Listening to Drumming

By which I mean not how you should listen, but how you could.

I hope that soon it will not be a novelty to play music that is mostly for percussion instruments. We’re getting to a point where we evaluate content.

The first gesture of Drumming seems blatant, but it is the first ambiguity.

Phasing is a machine-age method, but its results are ancient: canon.

All of Drumming is melodic and harmonic.

After the first phase has occurred, there are now millions of motivic possibilities. Reich allows it to loop so you have time to hear some of them.

The drummers, singers, whistler, and piccolo player suggest a few musical phrases that exist within that texture. You may also hear some that they do not play.

Any division of 12 can be heard as the correct pulse.

Any part of the rhythm is a valid downbeat. Once phases have occurred, any part of any player’s rhythm is also a valid downbeat.

There are no downbeats.

Large-scale organization is by timbre and register, not by inherited forms.
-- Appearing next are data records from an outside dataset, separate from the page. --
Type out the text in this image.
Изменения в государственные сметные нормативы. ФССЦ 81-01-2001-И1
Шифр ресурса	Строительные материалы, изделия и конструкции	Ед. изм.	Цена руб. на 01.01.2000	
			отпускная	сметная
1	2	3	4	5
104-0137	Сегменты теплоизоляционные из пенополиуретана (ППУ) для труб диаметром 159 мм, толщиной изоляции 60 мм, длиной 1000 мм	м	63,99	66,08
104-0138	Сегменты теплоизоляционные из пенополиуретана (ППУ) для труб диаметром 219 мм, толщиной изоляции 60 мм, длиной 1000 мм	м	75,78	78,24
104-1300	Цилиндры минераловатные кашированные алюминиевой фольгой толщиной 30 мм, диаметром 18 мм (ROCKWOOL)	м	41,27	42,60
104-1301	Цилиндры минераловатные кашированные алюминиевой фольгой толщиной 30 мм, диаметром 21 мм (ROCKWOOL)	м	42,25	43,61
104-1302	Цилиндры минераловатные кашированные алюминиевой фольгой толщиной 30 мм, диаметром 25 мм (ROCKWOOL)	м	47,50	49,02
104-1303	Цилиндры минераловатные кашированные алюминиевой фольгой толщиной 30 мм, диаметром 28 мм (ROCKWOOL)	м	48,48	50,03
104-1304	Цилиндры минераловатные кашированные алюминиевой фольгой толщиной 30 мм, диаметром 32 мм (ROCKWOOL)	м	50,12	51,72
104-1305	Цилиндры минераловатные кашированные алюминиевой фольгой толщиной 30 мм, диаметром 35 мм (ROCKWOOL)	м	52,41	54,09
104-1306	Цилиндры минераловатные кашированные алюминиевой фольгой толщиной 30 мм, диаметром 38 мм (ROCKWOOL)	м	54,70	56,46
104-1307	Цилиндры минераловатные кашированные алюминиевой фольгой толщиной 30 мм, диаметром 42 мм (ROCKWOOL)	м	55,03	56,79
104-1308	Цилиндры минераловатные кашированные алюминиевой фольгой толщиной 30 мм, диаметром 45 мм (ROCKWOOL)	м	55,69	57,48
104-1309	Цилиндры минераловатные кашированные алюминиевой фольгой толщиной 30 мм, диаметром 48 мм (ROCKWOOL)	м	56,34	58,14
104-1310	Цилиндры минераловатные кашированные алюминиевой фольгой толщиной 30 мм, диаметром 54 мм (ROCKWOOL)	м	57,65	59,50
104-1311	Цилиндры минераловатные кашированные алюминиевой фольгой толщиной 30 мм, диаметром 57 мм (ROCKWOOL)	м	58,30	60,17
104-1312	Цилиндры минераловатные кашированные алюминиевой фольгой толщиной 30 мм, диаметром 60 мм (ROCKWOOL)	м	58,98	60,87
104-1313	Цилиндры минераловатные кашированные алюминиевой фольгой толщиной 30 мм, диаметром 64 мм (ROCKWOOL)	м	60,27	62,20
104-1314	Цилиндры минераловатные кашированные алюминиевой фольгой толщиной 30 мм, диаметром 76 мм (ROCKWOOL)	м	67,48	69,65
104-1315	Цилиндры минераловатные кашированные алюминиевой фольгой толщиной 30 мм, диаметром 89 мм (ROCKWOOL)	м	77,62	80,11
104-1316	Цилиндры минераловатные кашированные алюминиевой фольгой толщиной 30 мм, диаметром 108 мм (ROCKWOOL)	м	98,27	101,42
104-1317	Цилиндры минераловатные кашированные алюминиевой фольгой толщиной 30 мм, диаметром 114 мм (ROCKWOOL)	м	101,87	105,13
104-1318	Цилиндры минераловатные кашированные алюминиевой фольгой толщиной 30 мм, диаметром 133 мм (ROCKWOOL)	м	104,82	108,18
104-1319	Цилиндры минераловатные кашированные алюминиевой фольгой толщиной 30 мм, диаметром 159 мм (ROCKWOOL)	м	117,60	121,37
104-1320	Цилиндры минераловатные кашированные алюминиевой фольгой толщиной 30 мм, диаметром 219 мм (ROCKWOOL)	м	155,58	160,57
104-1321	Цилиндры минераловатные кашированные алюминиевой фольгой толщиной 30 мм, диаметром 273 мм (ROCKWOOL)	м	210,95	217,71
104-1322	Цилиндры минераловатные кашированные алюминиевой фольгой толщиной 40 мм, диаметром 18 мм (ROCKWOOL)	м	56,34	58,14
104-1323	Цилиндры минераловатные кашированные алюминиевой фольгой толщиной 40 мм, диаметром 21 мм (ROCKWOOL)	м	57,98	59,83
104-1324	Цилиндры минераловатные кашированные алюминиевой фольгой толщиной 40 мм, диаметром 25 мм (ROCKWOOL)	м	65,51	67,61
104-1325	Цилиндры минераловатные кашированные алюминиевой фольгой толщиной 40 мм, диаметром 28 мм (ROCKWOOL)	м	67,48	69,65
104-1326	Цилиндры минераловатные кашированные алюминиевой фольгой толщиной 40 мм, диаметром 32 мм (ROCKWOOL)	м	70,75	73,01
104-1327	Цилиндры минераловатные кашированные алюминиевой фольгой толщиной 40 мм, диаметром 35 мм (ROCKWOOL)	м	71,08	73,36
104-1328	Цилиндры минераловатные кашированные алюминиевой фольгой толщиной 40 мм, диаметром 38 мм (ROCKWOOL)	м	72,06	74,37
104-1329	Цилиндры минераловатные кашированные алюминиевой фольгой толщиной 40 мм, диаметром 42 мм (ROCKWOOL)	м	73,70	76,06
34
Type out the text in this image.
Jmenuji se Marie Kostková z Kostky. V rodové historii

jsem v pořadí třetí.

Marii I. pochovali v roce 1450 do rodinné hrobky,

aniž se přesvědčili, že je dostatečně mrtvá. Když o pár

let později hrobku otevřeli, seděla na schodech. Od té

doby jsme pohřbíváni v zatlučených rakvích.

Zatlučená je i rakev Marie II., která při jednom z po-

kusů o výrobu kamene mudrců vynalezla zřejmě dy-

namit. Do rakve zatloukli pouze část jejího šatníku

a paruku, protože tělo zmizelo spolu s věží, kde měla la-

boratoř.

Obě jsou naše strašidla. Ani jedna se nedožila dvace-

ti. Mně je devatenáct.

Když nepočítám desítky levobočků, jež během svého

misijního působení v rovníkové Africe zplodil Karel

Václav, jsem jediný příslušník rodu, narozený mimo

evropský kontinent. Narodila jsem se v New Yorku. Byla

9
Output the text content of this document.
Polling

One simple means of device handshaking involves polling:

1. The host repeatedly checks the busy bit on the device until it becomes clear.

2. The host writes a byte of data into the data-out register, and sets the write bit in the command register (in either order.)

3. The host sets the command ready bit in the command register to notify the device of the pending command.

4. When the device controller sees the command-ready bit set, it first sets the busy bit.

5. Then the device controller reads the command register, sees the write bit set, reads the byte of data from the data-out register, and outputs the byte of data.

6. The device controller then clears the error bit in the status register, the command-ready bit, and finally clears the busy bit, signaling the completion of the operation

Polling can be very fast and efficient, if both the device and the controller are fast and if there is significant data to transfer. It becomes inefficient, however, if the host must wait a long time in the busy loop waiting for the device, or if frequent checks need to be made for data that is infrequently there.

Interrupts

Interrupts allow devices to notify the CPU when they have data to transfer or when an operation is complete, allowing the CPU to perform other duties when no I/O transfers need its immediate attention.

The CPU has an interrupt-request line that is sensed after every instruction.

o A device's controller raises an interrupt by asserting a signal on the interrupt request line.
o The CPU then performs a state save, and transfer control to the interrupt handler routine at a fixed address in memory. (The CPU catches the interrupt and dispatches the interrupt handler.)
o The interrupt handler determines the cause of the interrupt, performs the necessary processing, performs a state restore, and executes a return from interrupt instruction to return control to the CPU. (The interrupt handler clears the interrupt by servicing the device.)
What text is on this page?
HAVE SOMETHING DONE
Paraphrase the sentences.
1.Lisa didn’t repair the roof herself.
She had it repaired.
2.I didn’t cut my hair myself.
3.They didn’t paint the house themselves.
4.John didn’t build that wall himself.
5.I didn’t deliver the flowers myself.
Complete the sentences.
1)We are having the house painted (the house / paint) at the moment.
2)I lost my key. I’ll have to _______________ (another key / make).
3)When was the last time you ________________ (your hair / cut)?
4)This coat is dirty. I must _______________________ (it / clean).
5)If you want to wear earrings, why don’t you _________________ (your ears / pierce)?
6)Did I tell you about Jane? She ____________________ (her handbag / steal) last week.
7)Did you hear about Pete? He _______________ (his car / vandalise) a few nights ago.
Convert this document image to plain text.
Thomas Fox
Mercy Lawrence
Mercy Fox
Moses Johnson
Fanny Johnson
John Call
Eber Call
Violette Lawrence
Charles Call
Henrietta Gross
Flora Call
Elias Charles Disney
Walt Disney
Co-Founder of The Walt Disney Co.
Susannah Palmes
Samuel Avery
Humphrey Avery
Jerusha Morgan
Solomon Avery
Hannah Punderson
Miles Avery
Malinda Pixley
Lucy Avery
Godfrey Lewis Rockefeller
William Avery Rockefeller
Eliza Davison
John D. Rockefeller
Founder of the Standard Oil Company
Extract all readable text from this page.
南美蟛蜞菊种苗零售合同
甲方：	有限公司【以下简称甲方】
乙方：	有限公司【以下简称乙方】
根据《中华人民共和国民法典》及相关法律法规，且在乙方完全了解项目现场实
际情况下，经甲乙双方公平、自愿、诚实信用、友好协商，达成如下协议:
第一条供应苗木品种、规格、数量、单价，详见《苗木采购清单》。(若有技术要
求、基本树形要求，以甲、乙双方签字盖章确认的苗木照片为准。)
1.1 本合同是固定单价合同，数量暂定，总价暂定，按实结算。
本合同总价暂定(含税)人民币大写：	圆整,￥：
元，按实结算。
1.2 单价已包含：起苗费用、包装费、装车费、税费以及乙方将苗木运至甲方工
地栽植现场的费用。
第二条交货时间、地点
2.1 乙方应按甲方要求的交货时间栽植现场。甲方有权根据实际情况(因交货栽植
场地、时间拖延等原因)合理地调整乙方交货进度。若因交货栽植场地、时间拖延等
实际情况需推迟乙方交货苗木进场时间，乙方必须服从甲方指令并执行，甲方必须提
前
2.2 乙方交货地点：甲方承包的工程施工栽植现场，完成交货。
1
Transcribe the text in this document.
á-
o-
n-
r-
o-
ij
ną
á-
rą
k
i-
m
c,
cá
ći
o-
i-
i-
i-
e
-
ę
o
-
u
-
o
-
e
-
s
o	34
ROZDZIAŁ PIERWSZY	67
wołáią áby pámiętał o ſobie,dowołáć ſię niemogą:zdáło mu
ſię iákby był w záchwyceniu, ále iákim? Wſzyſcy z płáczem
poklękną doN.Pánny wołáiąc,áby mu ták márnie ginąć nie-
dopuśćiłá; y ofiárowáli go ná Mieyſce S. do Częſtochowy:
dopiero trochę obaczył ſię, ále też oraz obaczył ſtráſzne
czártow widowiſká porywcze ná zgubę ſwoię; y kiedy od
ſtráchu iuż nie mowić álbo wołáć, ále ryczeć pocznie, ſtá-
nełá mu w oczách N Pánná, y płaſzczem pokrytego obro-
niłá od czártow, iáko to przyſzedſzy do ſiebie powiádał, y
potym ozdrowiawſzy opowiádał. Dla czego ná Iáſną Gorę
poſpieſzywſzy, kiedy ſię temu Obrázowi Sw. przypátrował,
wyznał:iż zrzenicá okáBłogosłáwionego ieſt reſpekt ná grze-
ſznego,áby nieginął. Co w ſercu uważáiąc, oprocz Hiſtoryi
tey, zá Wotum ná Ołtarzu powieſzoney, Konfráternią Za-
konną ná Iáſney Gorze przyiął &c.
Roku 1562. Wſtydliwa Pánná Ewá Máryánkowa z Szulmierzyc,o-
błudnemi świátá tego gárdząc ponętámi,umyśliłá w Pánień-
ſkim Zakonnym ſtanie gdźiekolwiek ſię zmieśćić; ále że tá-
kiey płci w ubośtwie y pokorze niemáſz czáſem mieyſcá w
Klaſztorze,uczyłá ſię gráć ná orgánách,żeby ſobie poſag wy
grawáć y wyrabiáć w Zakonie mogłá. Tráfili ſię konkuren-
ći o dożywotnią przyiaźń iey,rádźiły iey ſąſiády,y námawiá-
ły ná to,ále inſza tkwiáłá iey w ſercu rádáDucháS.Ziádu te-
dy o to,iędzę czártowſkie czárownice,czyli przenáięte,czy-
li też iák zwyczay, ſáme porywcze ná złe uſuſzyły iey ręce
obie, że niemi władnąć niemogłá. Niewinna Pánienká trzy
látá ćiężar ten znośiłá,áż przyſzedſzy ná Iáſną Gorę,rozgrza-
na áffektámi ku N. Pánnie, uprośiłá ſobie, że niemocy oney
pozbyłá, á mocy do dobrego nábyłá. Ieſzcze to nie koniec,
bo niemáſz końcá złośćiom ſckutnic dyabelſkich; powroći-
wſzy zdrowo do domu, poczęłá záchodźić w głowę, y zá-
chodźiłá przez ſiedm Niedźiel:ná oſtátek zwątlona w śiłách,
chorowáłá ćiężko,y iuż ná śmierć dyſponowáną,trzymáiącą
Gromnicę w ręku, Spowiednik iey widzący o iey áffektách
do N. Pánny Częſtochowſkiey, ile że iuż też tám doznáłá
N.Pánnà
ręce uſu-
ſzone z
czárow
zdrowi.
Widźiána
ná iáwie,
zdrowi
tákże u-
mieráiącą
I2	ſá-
In Drumming, the human voice should emulate the percussion instruments as closely as possible.

2 responses to “Listening to Drumming”

  1. I will now listen to Drumming. I feel like the cadence of your writing is beginning to emulate Cage. Just sayin'…enjoyable. See you soon!

  2. Nathan,Totally! I was reading “For the Birds” yesterday. It was also kind of a self-conscious homage to Reich's own writings from the 60's and 70's.